Ore processor Hanking to double capacity by 2015
Iron ore producer China Hanking plans to more than double its ore-processing capacity by 2015, as it puts two new mines into operation.
The Liaoning province-based firm aimed to have an annual processing capacity of 11.4 million tonnes in 2015, chief executive Pan Guocheng said.
The largest iron ore producer in the northwest processed 4.5 million tonnes last year, and plans to handle 7.3 million tonnes this year and 9.25 million tonnes next year.
Pan did not give details about iron ore output in the period, saying it was 'difficult to accurately quantify', although he added that they should grow in line with processing capacity.
An analyst said Pan's reticence probably reflected uncertainty over the iron content of the firm's output, which may fall over time.
On Thursday, Hanking posted a net profit of 403.54 million yuan (HK$493.8 million) for last year. Underlying profit was up 35.1 per cent at 670.56 million yuan from the previous year minus costs and compensation to warrant-holders after its stock market listing last September.
The profit growth was driven by a 14.3 per cent rise in average selling price to 1,060.8 yuan per tonne, from 927.8 yuan in 2010. Sales fell 4.5 per cent to 1.26 million tonnes, due to restrictions at its Xingzhou mine.
Including value added tax, the company's selling prices fell to as low as 1,000 yuan a tonne in the fourth quarter amid a global economic slowdown triggered by Europe's sovereign debt crisis. They ranged between 1,060 yuan and 1,100 yuan in this year's first two months.
Pan said that despite high inflation last year, cash production costs had been largely stable at about 252 yuan a tonne.
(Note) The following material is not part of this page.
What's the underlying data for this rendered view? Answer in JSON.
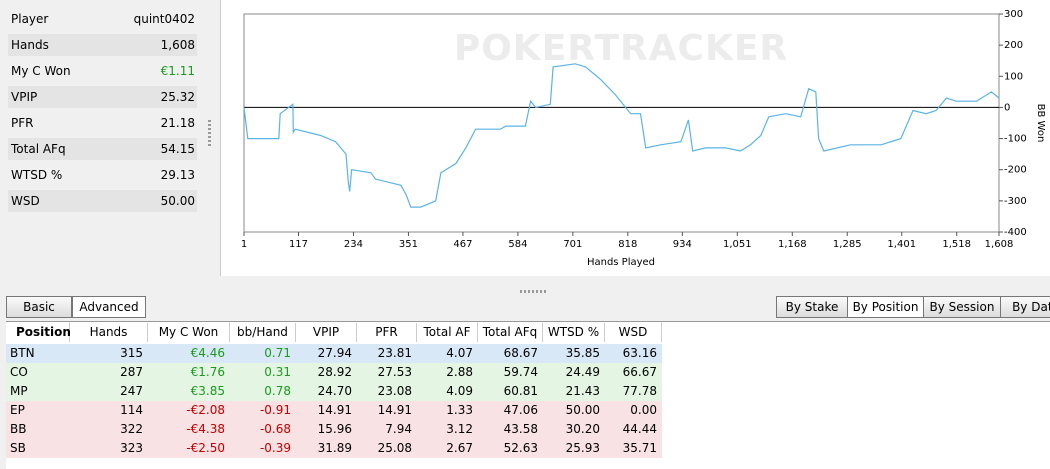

He said this was achieved through an increase in cost controls on mining and processing procedures, and cuts in electricity and materials usage.
The chief executive said Hanking was in talks to invest in mines in Western Australia and take over other mines in northeast China, adding it would only invest in high iron-content mines.
The management of state-backed Citic Pacific - a diversified company with a focus on steelmaking, property and iron ore mining - last year said that most of Western Australia's high-quality mines had already been bought by the world's mining giants.